Une personne avait un abcès derrière le dos ; après avoir pris le remède appelle neui to ché suen, l’abcès creva, et jeta quantité de pus ; ce qui fut suivi de grands vomissements, et de la fièvre. Les six pouls[1] des deux mains étaient profonds, roides et forts. Ces symptômes sont mauvais dans ces sortes de conjonctures. Je lui fis prendre aussitôt de l’électuaire de gin seng, délayé dans l’eau qui distille du bambou, quand il est fraîchement coupé. On dépensa jusqu’à seize livres de gin seng, et on coupa plus de cent pieds de bambou. Après cela il se trouva bien.

Dix jours après, un vent furieux s’étant élevé, l’abcès se forma une seconde fois, et se remplit de matière. Il paraissait au milieu une ligne rouge, qui passant par-dessous les omoplates, allait aboutir aux côtes droites. J’ordonnai sur-le-champ qu’on fit de l’électuaire de gin seng, et qu’on lui en fît prendre dans des bouillons de cong couei, et de peau d’écorce d’orange, et qu’on mît dans ces bouillons de l’eau de bambou, et du jus de gingembre.
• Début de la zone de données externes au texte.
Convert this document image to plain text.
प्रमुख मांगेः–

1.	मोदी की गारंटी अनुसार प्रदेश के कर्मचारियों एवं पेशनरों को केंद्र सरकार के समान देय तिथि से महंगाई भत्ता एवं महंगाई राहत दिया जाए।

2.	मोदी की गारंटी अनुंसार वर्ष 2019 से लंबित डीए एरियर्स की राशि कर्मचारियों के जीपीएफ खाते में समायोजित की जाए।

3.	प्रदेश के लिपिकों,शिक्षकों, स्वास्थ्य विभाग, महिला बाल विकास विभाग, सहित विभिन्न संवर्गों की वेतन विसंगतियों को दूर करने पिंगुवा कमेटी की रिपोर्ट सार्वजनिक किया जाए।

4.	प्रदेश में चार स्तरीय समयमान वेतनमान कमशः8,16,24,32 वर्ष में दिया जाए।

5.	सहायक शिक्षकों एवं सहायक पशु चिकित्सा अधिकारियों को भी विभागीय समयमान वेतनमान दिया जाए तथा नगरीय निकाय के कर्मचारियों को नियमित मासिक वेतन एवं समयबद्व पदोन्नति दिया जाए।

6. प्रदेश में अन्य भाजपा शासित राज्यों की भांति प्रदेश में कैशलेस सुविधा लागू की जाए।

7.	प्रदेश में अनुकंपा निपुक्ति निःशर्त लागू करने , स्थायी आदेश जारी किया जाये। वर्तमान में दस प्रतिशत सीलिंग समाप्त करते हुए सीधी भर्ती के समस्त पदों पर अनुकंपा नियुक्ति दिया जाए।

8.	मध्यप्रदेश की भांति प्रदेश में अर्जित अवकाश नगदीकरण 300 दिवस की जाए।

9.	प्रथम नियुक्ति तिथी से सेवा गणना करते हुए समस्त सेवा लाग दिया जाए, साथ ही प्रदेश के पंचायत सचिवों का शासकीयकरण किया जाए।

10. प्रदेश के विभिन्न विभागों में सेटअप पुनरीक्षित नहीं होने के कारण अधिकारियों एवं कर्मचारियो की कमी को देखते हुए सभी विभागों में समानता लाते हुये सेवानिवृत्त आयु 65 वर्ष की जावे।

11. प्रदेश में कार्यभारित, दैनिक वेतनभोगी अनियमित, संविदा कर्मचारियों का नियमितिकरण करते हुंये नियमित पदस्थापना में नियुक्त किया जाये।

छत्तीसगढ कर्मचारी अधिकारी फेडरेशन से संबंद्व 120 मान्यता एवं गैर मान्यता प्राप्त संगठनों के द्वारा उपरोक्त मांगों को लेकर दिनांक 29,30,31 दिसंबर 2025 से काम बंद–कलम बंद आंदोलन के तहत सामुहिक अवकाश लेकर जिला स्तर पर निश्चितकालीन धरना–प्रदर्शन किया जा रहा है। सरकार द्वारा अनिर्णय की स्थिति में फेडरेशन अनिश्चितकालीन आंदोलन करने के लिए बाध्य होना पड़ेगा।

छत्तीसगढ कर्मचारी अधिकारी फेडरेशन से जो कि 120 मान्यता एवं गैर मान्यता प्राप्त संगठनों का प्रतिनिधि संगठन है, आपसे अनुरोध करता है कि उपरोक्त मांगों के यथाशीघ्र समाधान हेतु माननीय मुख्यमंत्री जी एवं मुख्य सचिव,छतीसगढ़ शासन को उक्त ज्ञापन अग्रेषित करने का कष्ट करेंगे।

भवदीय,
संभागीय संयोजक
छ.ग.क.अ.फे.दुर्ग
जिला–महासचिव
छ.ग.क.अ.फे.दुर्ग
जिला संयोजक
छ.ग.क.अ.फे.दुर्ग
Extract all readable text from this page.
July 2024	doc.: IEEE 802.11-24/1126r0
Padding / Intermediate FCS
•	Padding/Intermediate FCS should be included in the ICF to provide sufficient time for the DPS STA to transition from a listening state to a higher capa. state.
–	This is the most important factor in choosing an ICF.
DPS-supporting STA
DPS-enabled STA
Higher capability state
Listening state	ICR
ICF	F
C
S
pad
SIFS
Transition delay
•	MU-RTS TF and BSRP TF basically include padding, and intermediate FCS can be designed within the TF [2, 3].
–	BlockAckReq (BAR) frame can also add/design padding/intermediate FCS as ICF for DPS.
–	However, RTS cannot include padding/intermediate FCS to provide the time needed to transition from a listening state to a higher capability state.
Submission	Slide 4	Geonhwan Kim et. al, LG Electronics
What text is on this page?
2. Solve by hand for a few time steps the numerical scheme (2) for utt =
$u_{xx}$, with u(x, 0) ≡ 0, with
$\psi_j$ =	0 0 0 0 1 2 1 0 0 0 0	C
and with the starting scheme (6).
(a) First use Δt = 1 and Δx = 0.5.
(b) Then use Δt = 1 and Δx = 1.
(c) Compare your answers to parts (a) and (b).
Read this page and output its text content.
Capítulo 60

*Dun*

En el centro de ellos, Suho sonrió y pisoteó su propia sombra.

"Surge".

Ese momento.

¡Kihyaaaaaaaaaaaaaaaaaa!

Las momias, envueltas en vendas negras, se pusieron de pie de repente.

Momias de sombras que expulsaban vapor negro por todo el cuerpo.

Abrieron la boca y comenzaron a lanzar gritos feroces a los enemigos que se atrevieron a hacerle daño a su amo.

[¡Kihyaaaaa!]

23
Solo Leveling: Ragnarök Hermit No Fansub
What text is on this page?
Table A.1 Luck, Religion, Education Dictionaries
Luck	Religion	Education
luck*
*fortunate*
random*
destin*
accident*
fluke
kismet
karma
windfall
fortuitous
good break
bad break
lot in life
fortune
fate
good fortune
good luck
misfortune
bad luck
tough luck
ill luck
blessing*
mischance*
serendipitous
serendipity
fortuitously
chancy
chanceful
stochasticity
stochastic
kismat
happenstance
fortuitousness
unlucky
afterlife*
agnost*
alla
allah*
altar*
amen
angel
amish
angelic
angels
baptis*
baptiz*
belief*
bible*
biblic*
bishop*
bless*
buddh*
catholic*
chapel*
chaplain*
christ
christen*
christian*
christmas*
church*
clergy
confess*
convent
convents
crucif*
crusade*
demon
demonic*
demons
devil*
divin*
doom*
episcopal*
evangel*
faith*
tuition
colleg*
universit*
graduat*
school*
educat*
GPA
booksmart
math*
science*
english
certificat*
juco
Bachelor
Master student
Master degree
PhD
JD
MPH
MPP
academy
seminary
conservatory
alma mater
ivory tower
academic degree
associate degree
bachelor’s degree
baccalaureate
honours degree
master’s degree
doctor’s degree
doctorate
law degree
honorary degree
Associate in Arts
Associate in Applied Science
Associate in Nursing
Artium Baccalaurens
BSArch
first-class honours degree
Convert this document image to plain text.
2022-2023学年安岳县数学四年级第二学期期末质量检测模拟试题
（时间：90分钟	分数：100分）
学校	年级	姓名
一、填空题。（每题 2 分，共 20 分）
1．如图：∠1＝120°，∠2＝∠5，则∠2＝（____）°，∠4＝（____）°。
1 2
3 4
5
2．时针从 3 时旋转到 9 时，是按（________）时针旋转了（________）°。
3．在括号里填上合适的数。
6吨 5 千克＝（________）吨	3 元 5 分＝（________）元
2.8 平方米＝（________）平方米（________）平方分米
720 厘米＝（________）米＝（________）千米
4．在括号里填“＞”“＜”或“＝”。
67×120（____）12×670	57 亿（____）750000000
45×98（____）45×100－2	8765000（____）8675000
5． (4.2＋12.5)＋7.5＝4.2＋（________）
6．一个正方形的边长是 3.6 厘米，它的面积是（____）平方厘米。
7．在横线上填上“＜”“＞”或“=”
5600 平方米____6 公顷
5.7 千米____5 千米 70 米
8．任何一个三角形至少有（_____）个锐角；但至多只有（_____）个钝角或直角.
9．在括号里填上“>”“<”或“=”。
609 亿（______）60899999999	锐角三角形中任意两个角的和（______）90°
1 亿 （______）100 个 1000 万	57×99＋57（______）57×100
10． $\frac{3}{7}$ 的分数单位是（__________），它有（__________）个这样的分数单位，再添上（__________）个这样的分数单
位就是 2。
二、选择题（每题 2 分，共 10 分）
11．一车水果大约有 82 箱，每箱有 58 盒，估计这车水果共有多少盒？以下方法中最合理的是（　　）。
Après avoir bu trois livres pesant de cette drogue, l’abcès s’ouvrit, et le malade ayant ensuite été bien traité, il guérit.

Que si après que les abcès se sont ouverts, le malade se sent épuisé de sang et d’esprits ; s’il vomit, et ne peut rien prendre ; si enfin il a divers autres symptômes peu favorables, il faut prendre du gin seng, du hoang ki, du tan couei et du pé tchu en égale quantité ; et ayant fait cuire le tout jusqu’à la consistance d’électuaire, en faire prendre au malade. Ce remède est excellent.

  1. Quand les Chinois tâtent le pouls, ils le font aux deux mains, l’une après l’autre. Ils appliquent trois doigts sur la veine. L’index à la racine du poignet, celui du milieu, et l’annulaire ; et ces trois doigts se touchent. Le pouls qui répond à chaque doigt a un nom particulier, ce qui fait trois pouls à chaque main, et six en tout. Ils prétendent que chacun de ces pouls marque la disposition de celles des parties vitales qui lui répondent.